ERIC Number: ED272877
Record Type: RIE
Publication Date: 1986-Aug
Reference Count: 0
Recruiting Blacks into Journalism.
Tipton, Leonard; And Others
Despite significant progress in the recruitment of black journalists, adequate representation of blacks in newsrooms remains an acute concern. The results of (1) statistical monitoring by organizations such as the Newspaper Fund, (2) searching of trade press and academic journal articles for insights into the problem, (3) an open-ended questionnaire mailed to administrators of 22 journalism programs with a substantial percentage of black students, and (4) focus group interviews with black undergraduate mass communication majors at the University of Florida revealed that while the journalism profession can be justifiably proud of its commitment to black parity in hiring, progress toward that goal will not be easy. Low interest by blacks is often attributed to beliefs that newspaper work has little credibility or trust among blacks, that low pay is a deterrent, and that writing difficulties keep young blacks from considering careers in journalism.
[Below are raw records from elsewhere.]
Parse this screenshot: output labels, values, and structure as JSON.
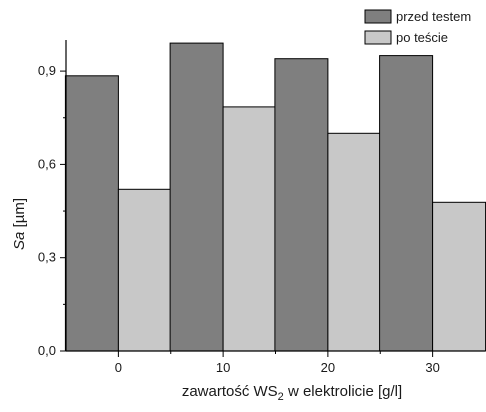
{
  "chart_data": {
    "type": "bar",
    "categories": [
      "0",
      "10",
      "20",
      "30"
    ],
    "series": [
      {
        "name": "przed testem",
        "values": [
          0.885,
          0.99,
          0.94,
          0.95
        ],
        "color": "#7f7f7f"
      },
      {
        "name": "po teście",
        "values": [
          0.52,
          0.785,
          0.7,
          0.478
        ],
        "color": "#c8c8c8"
      }
    ],
    "y_ticks": [
      "0,0",
      "0,3",
      "0,6",
      "0,9"
    ],
    "y_tick_values": [
      0,
      0.3,
      0.6,
      0.9
    ],
    "ylim": [
      0,
      1.0
    ],
    "ylabel": {
      "italic": "Sa",
      "rest": " [µm]"
    },
    "xlabel": {
      "before": "zawartość WS",
      "sub": "2",
      "after": " w elektrolicie [g/l]"
    },
    "legend_position": "top-right",
    "grid": false,
    "axis_color": "#000000"
  }
}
But the importance of these reasons seems to be overestimated. While the prestige and reputation of the journalism school are important in fostering an interest in a newspaper career, newspapers and journalism schools must also make better use of black journalists as role models for students deciding upon a career and begin their recruitment at the high school level. Since leadership in the area of minority recruitment is coming primarily from the industry, rather than from journalism education, educators must become more aggressive and committed to goals of black parity. A seven-page reference list is appended. (SRT)
Publication Type: Speeches/Meeting Papers; Reports - Research
Education Level: N/A
Authoring Institution: N/A
Note: Paper presented at the Annual Meeting of the Association for Education in Journalism and Mass Communication (69th, Norman, OK, August 3-6, 1986).